Alice Zeniter avec ce grand roman d’incertitudes cerne deux beaux personnages dans une époque que l’on a, semble t-il, pas encore tout à fait comprise.
Alice ZENITER
Ann Scott d’une façon plus noire et plus acerbe fait surgir Chris, jeune garçon d’une vingtaine d’années, dernier enfant d’une famille atypique dont la mère fut mariée à un américain. Ces derniers vivent désormais séparés mais ont appartenu à l’élite intellectuelle, politiquement engagée des années soixante et soixante-dix.
Chris est également le cadet de deux sœurs qui sont régulièrement envoyées aux quatre coins du monde de par leur profession. L’une est photographe, l’autre journaliste, toutes deux spécialisées dans la couverture d'évènements où les zones de turbulences voire de guerres sont fréquentes.

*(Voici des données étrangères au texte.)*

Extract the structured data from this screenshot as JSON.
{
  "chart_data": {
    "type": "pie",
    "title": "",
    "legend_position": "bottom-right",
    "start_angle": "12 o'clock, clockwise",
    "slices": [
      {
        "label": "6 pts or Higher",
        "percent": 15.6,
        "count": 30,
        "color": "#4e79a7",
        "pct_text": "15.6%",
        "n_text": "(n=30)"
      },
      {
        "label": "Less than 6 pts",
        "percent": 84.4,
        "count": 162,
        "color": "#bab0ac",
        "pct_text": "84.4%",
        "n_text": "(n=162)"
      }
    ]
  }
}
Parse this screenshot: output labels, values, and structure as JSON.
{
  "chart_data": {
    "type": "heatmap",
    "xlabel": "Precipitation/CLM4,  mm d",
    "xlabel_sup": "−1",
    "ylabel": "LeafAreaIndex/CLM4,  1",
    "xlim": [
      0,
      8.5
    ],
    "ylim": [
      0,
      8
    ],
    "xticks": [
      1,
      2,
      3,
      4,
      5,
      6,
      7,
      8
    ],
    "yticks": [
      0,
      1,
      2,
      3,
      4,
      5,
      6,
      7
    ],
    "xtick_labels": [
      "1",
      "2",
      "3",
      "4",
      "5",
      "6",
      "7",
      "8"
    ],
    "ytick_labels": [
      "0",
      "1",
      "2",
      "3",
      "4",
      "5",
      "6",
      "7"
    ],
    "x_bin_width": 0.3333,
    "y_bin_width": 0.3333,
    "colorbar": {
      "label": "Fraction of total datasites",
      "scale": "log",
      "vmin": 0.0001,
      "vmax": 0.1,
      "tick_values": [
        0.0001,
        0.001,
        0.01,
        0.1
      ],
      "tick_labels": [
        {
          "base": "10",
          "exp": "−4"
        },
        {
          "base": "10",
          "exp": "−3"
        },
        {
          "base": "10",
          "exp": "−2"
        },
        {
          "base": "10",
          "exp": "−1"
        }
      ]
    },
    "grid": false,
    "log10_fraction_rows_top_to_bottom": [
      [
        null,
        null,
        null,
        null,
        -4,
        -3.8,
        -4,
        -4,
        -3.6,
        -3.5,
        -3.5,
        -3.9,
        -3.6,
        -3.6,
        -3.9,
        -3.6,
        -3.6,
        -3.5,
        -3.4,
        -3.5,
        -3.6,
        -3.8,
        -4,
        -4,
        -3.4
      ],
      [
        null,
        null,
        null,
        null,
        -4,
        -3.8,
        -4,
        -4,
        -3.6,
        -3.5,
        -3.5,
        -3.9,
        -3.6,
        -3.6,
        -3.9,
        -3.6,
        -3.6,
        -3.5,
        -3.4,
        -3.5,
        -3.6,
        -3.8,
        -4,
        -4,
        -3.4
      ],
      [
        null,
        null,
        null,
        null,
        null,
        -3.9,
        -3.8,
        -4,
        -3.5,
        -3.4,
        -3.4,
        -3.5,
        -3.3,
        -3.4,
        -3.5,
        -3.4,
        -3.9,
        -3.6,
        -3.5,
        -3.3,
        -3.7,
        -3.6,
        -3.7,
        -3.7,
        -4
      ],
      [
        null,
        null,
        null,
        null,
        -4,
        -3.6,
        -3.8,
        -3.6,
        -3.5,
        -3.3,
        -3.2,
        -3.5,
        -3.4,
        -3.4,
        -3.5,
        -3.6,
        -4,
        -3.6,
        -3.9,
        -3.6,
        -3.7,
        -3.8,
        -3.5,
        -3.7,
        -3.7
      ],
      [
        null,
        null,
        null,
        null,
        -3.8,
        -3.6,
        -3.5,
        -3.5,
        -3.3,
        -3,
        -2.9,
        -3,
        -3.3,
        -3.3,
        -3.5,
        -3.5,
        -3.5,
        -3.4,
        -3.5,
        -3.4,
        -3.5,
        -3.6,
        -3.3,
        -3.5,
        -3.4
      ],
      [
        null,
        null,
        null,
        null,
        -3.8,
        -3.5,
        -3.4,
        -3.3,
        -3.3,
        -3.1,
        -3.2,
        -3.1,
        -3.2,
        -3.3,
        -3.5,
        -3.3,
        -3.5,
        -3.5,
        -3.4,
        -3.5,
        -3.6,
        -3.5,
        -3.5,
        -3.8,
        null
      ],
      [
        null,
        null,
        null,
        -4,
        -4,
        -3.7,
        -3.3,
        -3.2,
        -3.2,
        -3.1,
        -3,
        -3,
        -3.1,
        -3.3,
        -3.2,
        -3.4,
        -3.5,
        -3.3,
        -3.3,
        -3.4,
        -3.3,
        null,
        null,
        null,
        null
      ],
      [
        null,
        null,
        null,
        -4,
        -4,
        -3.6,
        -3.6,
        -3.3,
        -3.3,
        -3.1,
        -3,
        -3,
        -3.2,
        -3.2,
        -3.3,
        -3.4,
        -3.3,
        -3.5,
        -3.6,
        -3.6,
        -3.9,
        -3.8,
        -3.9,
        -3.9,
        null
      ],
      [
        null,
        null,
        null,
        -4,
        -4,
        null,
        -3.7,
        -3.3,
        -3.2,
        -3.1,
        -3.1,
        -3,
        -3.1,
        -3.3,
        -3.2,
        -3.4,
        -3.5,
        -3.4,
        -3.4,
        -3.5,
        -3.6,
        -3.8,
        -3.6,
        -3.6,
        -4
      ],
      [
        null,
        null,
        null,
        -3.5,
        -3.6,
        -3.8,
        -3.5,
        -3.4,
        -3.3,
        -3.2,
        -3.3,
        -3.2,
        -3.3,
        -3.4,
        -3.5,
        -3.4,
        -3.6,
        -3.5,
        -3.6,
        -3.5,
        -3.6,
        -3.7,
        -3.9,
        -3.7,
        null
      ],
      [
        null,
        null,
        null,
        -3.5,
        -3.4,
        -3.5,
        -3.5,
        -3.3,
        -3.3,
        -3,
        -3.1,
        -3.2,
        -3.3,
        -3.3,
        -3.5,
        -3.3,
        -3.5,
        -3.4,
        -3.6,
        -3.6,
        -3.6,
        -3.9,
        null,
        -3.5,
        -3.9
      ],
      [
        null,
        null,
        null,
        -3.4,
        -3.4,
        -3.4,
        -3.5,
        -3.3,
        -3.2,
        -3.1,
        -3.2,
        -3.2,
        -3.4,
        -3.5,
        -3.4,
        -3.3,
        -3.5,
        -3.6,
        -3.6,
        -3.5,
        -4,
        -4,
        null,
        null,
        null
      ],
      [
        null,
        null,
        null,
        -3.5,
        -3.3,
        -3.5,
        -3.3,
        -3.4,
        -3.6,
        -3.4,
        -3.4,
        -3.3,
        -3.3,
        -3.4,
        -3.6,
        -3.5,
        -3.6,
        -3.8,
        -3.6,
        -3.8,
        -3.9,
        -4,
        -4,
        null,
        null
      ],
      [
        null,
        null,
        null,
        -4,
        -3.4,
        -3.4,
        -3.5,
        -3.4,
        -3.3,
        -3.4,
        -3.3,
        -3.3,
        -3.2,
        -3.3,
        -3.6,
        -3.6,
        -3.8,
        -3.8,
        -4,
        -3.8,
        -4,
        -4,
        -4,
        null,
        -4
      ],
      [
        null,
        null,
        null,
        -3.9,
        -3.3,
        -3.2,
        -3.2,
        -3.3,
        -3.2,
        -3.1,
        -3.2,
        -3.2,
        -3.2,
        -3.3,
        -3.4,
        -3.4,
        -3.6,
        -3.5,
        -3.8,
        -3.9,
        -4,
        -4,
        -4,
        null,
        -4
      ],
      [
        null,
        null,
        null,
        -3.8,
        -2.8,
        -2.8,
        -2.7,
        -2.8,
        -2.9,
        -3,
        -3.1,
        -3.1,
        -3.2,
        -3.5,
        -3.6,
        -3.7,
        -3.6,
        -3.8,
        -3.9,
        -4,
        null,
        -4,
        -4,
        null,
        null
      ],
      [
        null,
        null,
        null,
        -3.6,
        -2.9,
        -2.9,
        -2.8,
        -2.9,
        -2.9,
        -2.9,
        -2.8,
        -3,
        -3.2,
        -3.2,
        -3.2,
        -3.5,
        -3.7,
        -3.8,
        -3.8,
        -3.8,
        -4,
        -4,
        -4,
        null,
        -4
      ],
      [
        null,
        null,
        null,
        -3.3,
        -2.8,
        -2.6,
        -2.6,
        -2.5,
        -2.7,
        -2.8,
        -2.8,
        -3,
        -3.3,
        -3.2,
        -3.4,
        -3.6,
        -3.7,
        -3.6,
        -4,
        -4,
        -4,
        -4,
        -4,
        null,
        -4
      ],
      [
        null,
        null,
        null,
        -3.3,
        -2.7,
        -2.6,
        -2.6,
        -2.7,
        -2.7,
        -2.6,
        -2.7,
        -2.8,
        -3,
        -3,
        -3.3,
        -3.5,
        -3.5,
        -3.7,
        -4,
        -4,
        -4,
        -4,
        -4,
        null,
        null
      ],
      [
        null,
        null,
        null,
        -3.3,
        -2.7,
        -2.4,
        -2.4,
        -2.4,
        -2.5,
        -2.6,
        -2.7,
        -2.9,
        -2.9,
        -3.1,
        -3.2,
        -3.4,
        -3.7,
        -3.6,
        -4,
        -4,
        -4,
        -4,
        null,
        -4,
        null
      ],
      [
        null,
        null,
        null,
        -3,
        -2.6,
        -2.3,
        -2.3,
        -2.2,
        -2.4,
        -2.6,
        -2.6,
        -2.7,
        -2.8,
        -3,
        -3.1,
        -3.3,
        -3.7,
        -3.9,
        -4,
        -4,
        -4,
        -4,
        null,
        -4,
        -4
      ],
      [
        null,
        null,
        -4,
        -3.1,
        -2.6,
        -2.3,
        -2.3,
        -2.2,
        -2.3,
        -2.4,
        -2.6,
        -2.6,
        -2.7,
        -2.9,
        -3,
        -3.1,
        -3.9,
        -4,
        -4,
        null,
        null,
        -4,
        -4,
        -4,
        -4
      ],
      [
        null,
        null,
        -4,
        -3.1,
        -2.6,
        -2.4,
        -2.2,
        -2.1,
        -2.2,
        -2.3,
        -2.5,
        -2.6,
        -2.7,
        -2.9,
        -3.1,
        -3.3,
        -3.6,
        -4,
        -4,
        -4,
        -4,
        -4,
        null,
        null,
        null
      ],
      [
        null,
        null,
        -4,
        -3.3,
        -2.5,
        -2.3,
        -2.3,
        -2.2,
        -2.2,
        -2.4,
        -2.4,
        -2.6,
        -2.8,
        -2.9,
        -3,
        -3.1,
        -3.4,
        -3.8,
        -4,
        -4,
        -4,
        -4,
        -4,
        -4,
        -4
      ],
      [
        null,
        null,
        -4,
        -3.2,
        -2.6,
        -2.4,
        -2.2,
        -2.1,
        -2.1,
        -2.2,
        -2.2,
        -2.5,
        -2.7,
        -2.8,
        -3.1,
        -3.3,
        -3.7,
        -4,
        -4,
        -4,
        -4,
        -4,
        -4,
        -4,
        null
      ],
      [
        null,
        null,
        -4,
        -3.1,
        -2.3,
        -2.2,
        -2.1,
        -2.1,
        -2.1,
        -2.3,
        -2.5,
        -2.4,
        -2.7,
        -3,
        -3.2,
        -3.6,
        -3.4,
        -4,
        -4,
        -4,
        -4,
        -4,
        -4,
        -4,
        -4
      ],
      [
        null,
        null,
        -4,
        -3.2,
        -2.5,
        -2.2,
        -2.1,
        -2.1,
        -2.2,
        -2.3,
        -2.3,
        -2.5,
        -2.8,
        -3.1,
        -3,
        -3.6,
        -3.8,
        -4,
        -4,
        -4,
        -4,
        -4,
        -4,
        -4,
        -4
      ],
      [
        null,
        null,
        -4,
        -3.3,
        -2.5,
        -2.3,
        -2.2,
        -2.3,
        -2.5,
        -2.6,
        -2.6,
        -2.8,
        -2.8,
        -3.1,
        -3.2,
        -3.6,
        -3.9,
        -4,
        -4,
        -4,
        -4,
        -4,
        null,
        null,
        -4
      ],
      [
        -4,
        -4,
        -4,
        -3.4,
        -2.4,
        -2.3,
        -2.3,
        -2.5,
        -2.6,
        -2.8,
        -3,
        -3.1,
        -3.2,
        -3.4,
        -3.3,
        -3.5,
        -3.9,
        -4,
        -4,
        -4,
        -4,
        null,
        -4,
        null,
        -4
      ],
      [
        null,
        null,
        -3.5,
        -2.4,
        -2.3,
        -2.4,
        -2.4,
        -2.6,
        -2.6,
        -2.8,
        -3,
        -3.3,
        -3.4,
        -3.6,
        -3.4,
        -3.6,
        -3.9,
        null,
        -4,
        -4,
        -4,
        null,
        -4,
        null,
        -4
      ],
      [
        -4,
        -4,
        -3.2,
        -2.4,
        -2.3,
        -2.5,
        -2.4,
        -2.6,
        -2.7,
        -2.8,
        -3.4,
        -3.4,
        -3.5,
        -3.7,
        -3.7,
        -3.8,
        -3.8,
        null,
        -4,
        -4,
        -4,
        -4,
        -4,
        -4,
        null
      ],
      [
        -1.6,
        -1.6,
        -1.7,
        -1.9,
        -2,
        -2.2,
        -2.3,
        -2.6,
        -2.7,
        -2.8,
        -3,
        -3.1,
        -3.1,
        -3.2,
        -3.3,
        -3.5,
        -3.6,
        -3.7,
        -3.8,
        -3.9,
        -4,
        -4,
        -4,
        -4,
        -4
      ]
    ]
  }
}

Chris, lui, se morfond dans un grand appartement parisien. Depuis cet endroit vaste mais dépouillé, il surfe dans le tréfonds des réseaux sociaux tels Facebook et Tweeter ou d’autres plus secrets à la recherche de ceux qui promulguent Daesh et incitent à perpétrer des attentats.
Autant dire que Chris s’enfonce dans un état dépressif à mesure qu’ils comprend l’extrême sauvagerie des êtres qu’il surveille. Chris est un bénévole qui correspond avec quelques autres qui, comme lui, anonymement, envoient des informations aux autorités dès lors que la suspicion devient trop évidente.
En réponse et par séquence, Ann Scott dresse un portrait de la famille de Chris, son histoire et les activités extrêmes qui la motive.
La prose d’Ann Scott plus rugueuse que l’écriture lissée d’Alice Zeniter convoque régulièrement l'univers de la musique rock ressentie comme un espace de délivrance que Chris a toujours souhaité suivre.
Une attitude qui cherche une fois encore les limites et nous abreuve de références. La grâce se serait nichée à cet endroit, dans cette part artistique où Chris aurait voulu vivre mais qui ne constitue pas pour autant un rempart aux ténèbres dans lesquelles il s'est immergé mais seulement un échappatoire.
Au final Chris renonce à ce pour quoi il ne se sent pas fait. Il se débarrasse de toute l'armada de documents qu'il a collectée sur la toile, considérant son combat comme vain et auto-destructeur. Le lecteur sort à son tour sort de ce livre étourdi d’informations dont il ne saura certainement quoi faire.